This shall they give...a half Shekel. (Parsha Ki Tisa: Ex. 30:13)
God showed Moses a coin made from fire, teaches the Midrash, showing him the amount that everyone must give towards the mishkan, tabernacle. Based on this Midrash, the great Polish hassidic Master, Rabbi Elimelech of Leżajsk, also known as the Noam Elimelch explains that money is very much like fire. If fire is misused it can destroy, but it can also be used to prepare food and warmth. Money too can be used for a good purpose. If used for charity or kindness, it can be a conduit for great blessing. But if a person uses his money foolishly or wrongly, it can cause great destruction.
Rabbi Yaakov Menken, my friend at Torah.org directed me to a wonderful question by the late sage, Rabbi Moshe Feinstein, of blessed memory, whose thirtieth Yahrtzeit is 13th of Adar II. Rabbi Feinstein asked, 'Why did G-d have to show Moses a coin at all? Why was it so difficult for Moshe to understand the size of a half-shekel? The verse states that a shekel was 20 geirah, a known amount, so it should have been easy to determine a half-shekel.'
We can answer, said Rabbi Feinstein, that God showed Moses the coin in order to help him understand a critical life lesson. Moses was anticipating that people living in a materialistic world would have a hard time involving themselves with spiritual pursuits. The reason that God showed him a half-shekel was to teach Moses how to do "business" in the world.
A person must divide their time between the material and the spiritual. Too much emphasis on material pursuit and acquisition of wealth and his spiritual life will decay.

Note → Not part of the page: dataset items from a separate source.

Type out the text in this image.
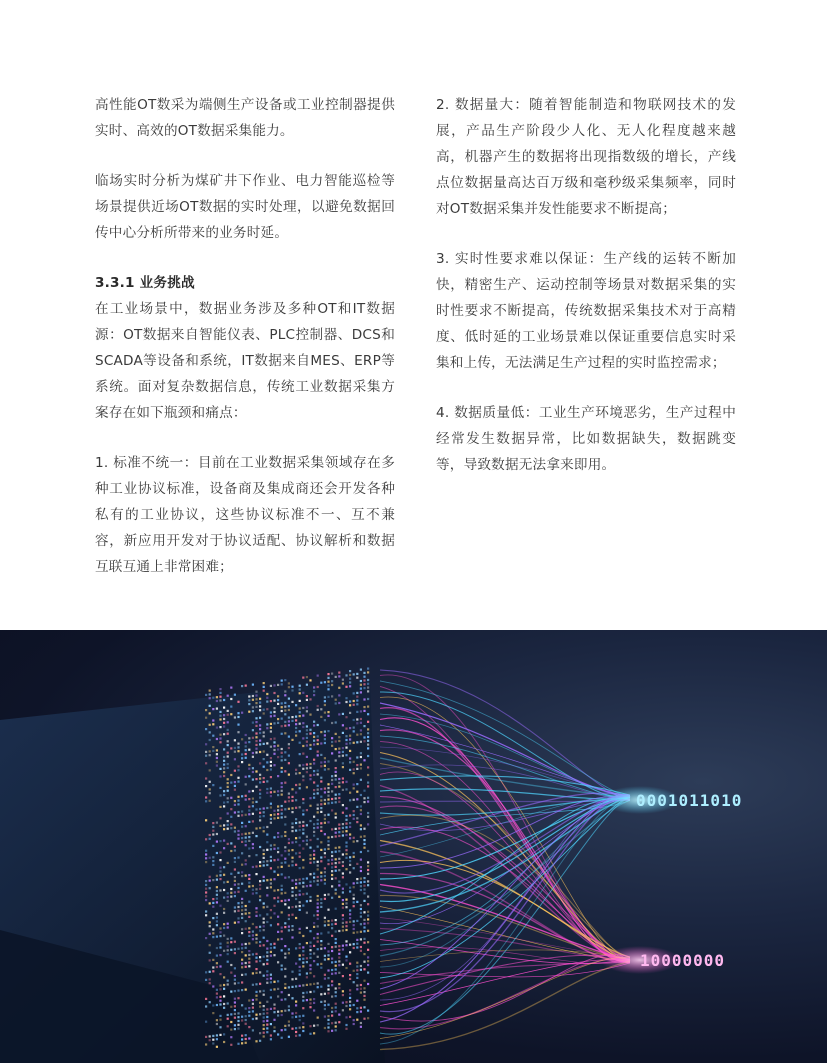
高性能OT数采为端侧生产设备或工业控制器提供实时、高效的OT数据采集能力。

临场实时分析为煤矿井下作业、电力智能巡检等场景提供近场OT数据的实时处理，以避免数据回传中心分析所带来的业务时延。

3.3.1 业务挑战

在工业场景中，数据业务涉及多种OT和IT数据源：OT数据来自智能仪表、PLC控制器、DCS和SCADA等设备和系统，IT数据来自MES、ERP等系统。面对复杂数据信息，传统工业数据采集方案存在如下瓶颈和痛点：

1. 标准不统一：目前在工业数据采集领域存在多种工业协议标准，设备商及集成商还会开发各种私有的工业协议，这些协议标准不一、互不兼容，新应用开发对于协议适配、协议解析和数据互联互通上非常困难；

2. 数据量大：随着智能制造和物联网技术的发展，产品生产阶段少人化、无人化程度越来越高，机器产生的数据将出现指数级的增长，产线点位数据量高达百万级和毫秒级采集频率，同时对OT数据采集并发性能要求不断提高；

3. 实时性要求难以保证：生产线的运转不断加快，精密生产、运动控制等场景对数据采集的实时性要求不断提高，传统数据采集技术对于高精度、低时延的工业场景难以保证重要信息实时采集和上传，无法满足生产过程的实时监控需求；

4. 数据质量低：工业生产环境恶劣，生产过程中经常发生数据异常，比如数据缺失，数据跳变等，导致数据无法拿来即用。

0001011010
10000000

Too much time spent in purely spiritual pursuits, and his materials needs will become ignored.
Therefor a person needs a life balanced between their spiritual and material pursuits. We cannot ignore one for the other.
How much more so today, must we be cognizant to not ignore the our spiritual pursuit and growth, and to ensure that the money we do make is used for good and holy purposes.